我的笑還未收回,便聽到那冷冰冰的聲音劃過空氣衝進耳朵。
“很好,很好。我竟然不知道你有如此的手段,為夫大開眼界。”他嘴角的笑,冷硬的令人膽寒。
“我很記仇。”可是我對你要如何才能記仇,“我米粥被下了藥,你知道嗎?”
我深深吸了一口氣,入腹冰涼,我幾乎不假思索的問出了口。
“知道,一直知道。”
還是那麼淡然的語氣,那麼溫和,如春風一般,卻又帶著徹骨的寒意,淩遲著我每一寸的肌膚。
“知道……你一直都知道……”
聲音裏是虛無的顫抖,支離破碎,他每一個字都是一柄鐵鉤,從我的身體裏剝離去靈魂。
你一直都知道嗎……一直都知道,還要我當著你的麵喝下它,當著你的麵,你從不阻攔……今天呢,為什麼如此無所謂的說出口,輕而易舉的說出口,你真的不心疼我嗎?
對啊,你不心疼我,因為你不愛我,所以你不心疼我,心裏沒有我,怎麼會心疼呢……
“我是不是該感謝你當日你沒讓我喝那一勺米粥呢?”他笑得風輕雲淡,說得無波無讕。
對啊,我當時為什麼就沒有讓你喝下去呢!
“我是不是應該讓你也嚐嚐!我是不是也應該讓你也嚐嚐知道是毒藥還要歡天喜地吞下去的滋味?!你說啊!”
我猛然抬頭目眥欲裂,雙手死死的采住他的外衫,迫使他麵對著我。我看著他的眼睛,看到他眼中漆黑,如同漩渦一般將我旋進裏麵,可是,為什麼沒有傷,沒有後悔,沒有痛,隻是一望無際的黑,他不會心疼我的心疼啊!
徹骨的寒冷,不住的顫抖。
“你自己願意喝的。”
“對……是我自願的。”我逼近一步,“以前的溫柔都是假的,為了什麼?”
“你我心知肚明,一切塵埃落定,何必還要裝模作樣,我,也很累。”
“裝模作樣……嗬,我的癡心對上你的裝模作樣。你累,我,也累啊!景琛!我也很累啊!和離吧!我們和離吧!我再也不想看到你!和離,我要跟你和離!”
那你是在利用我嗎?因為父親在利用我嗎?如今,公爹洗脫冤情,我就沒有價值了對嗎?所以,那些偽裝的溫柔,便被撕裂開了嗎?
“妄想!想跟我和離!你妄想!”
“不……我……不想,不……啊!”手腕的痛,我吃不消,我看著他如同猛獸一般的眼睛,那是什麼呢?是恐懼,是憤怒是徹底的怨恨……

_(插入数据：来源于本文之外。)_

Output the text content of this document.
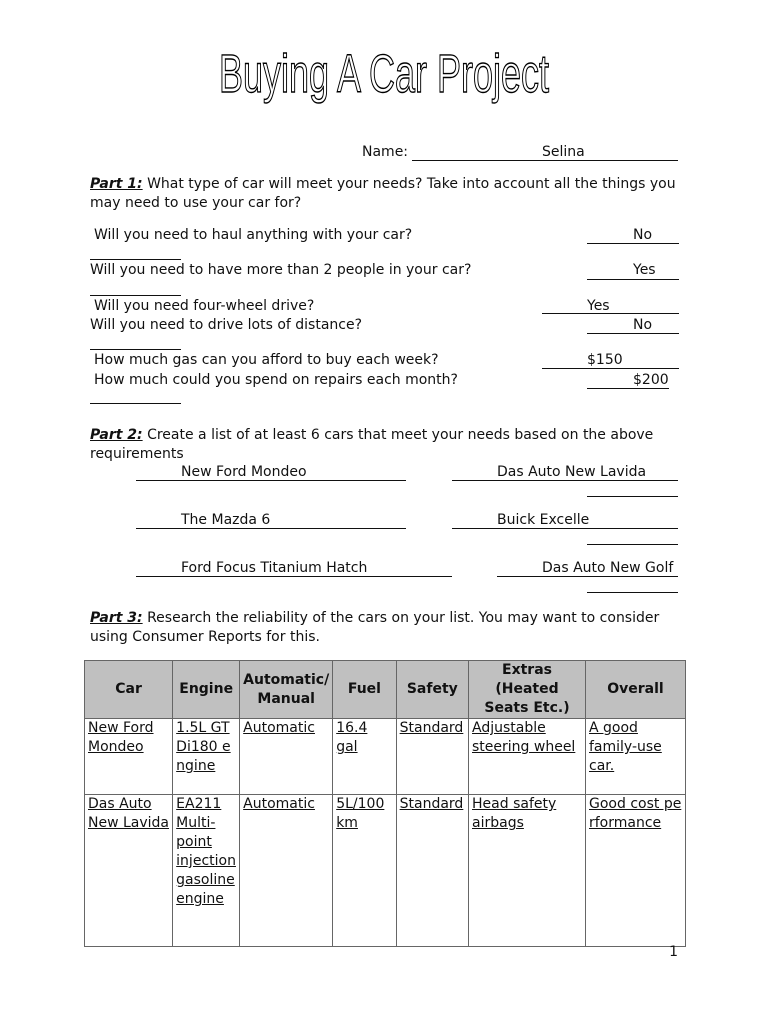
Buying A Car Project
Name:	Selina
Part 1: What type of car will meet your needs? Take into account all the things you may need to use your car for?
Will you need to haul anything with your car?	No
Will you need to have more than 2 people in your car?	Yes
Will you need four-wheel drive?	Yes
Will you need to drive lots of distance?	No
How much gas can you afford to buy each week?	$150
How much could you spend on repairs each month?	$200
Part 2: Create a list of at least 6 cars that meet your needs based on the above requirements
New Ford Mondeo	Das Auto New Lavida
The Mazda 6	Buick Excelle
Ford Focus Titanium Hatch	Das Auto New Golf
Part 3: Research the reliability of the cars on your list. You may want to consider using Consumer Reports for this.
Car	Engine	Automatic/ Manual	Fuel	Safety	Extras (Heated Seats Etc.)	Overall
New Ford Mondeo	1.5L GTDi180 engine	Automatic	16.4 gal	Standard	Adjustable steering wheel	A good family-use car.
Das Auto New Lavida	EA211 Multi-point injection gasoline engine	Automatic	5L/100 km	Standard	Head safety airbags	Good cost performance
1
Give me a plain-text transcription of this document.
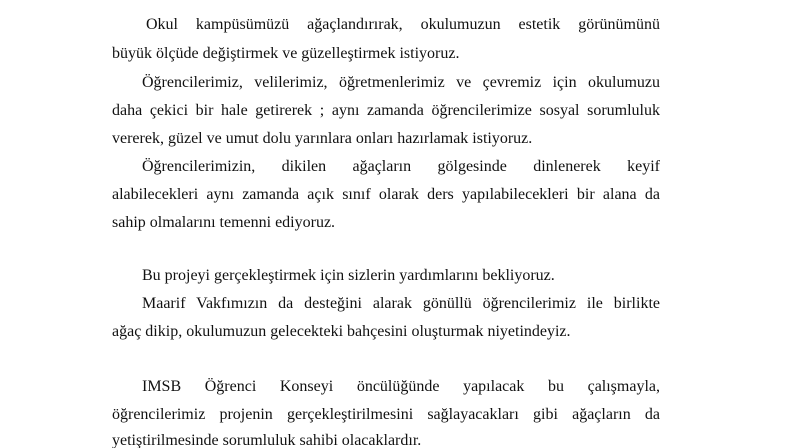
Okul kampüsümüzü ağaçlandırırak, okulumuzun estetik görünümünü

büyük ölçüde değiştirmek ve güzelleştirmek istiyoruz.

Öğrencilerimiz, velilerimiz, öğretmenlerimiz ve çevremiz için okulumuzu

daha çekici bir hale getirerek ; aynı zamanda öğrencilerimize sosyal sorumluluk

vererek, güzel ve umut dolu yarınlara onları hazırlamak istiyoruz.

Öğrencilerimizin, dikilen ağaçların gölgesinde dinlenerek keyif

alabilecekleri aynı zamanda açık sınıf olarak ders yapılabilecekleri bir alana da

sahip olmalarını temenni ediyoruz.

Bu projeyi gerçekleştirmek için sizlerin yardımlarını bekliyoruz.

Maarif Vakfımızın da desteğini alarak gönüllü öğrencilerimiz ile birlikte

ağaç dikip, okulumuzun gelecekteki bahçesini oluşturmak niyetindeyiz.

IMSB Öğrenci Konseyi öncülüğünde yapılacak bu çalışmayla,

öğrencilerimiz projenin gerçekleştirilmesini sağlayacakları gibi ağaçların da

yetiştirilmesinde sorumluluk sahibi olacaklardır.
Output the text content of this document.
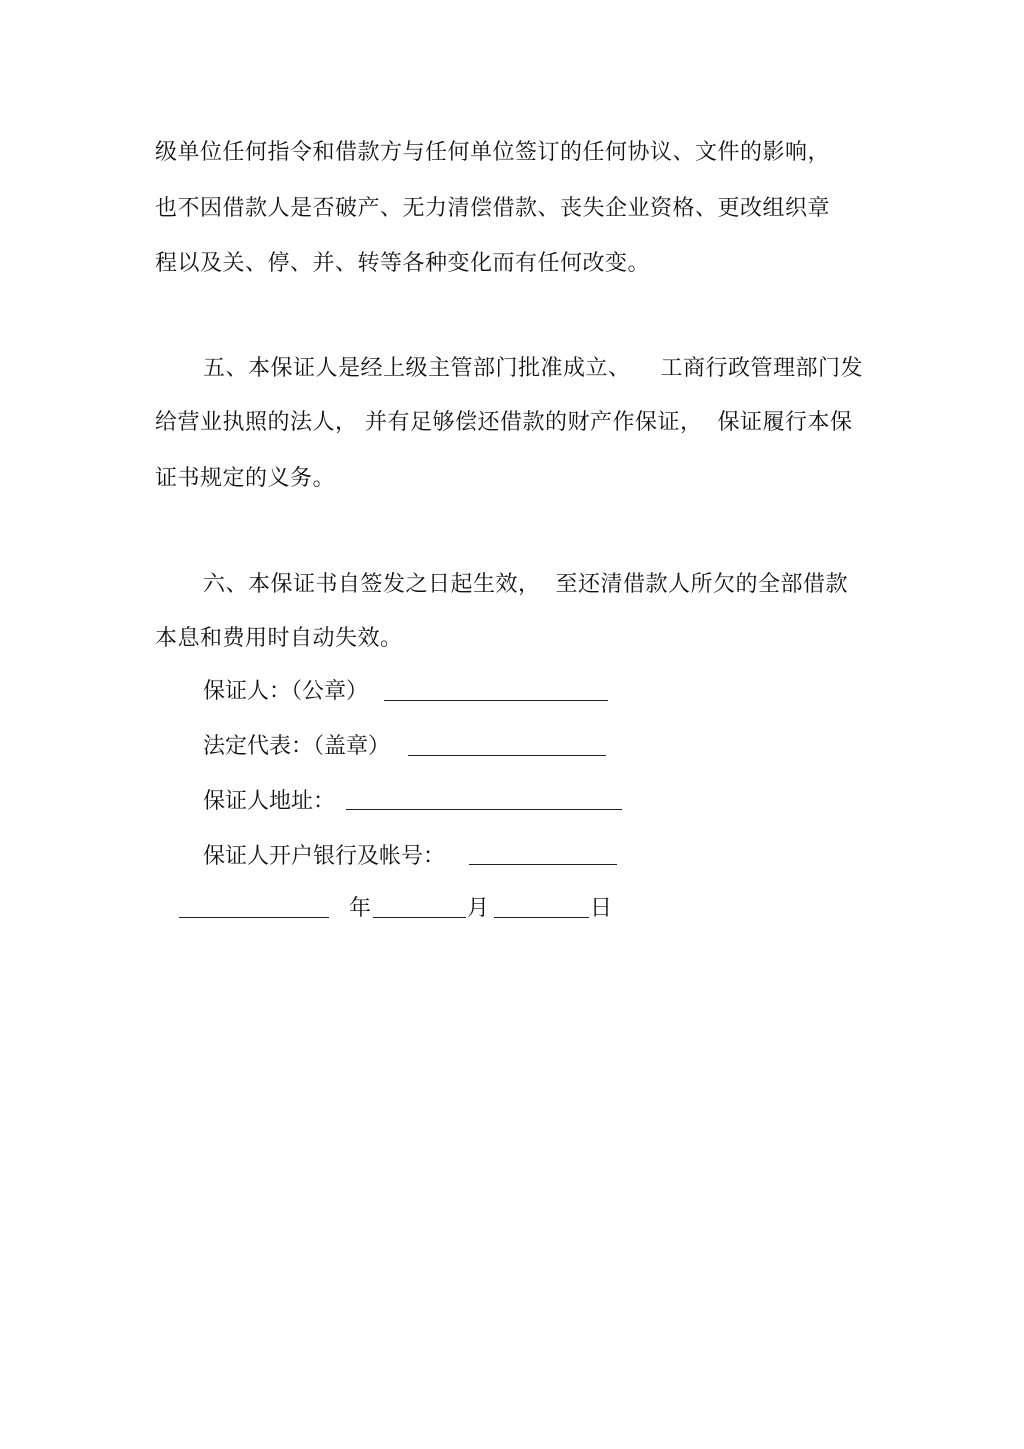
级单位任何指令和借款方与任何单位签订的任何协议、文件的影响，
也不因借款人是否破产、无力清偿借款、丧失企业资格、更改组织章
程以及关、停、并、转等各种变化而有任何改变。
五、本保证人是经上级主管部门批准成立、    工商行政管理部门发
给营业执照的法人， 并有足够偿还借款的财产作保证，  保证履行本保
证书规定的义务。
六、本保证书自签发之日起生效，  至还清借款人所欠的全部借款
本息和费用时自动失效。
保证人：（公章）
法定代表：（盖章）
保证人地址：
保证人开户银行及帐号：
年	月	日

“我絕對不會讓你如願,跟我和離?去找你的青梅竹馬?妄想!哈——妄想!”
“不……不是……不是的!不是的!”
“不是?什麼不是?放手!放手!”
“不放!不放!不是的!不是的!不是這樣的啊!”
“放手!”
我聽到裂帛的聲響,感受到身子毫無預兆的甩出去,聽到額角傳來的悶響,然後是鈍痛,還有女人的驚呼。
我看到景琛那邁出的步子又收了回去,伸出的手背在了身後,再然後,額角留下濕熱的液體,流進眼睛裏,刺得生疼,視線開始模糊,鍍上了一層嫣紅。紅色的水幕裏,我看著他的背影,消失在轉角,決絕、遙遠,我看到平安和平寧的眼神,那是悲憫嗎?連你們也要可憐我嗎?
我癱軟在地,我心疼你,心疼的痛了自己,我相信你,相信到懷疑自己。
然後,你解開謊言,看著我的心血肉模糊,看著我失魂落魄。你給的回憶,我看著他們凋零,然後灰飛煙滅……
我捂著胸口,那裏還能更痛嗎?我今天做的,是為了什麼呢?我明明為自己討回公道了,為什麼痛?不止痛,我恨,恨自己,我恨自己的軟弱無能,在你麵前的虛弱無力!
即便你拂袖而去,決絕冷情,那一瞬,我竟然想要伸手去拉住你,看著你的無情,我想去討好你,看著你的傷害,我想去原諒你,找上百上千的理由為你開脫。
我終究是中了你的蠱,要不是因為你,我也不會成了患得患失的神經病……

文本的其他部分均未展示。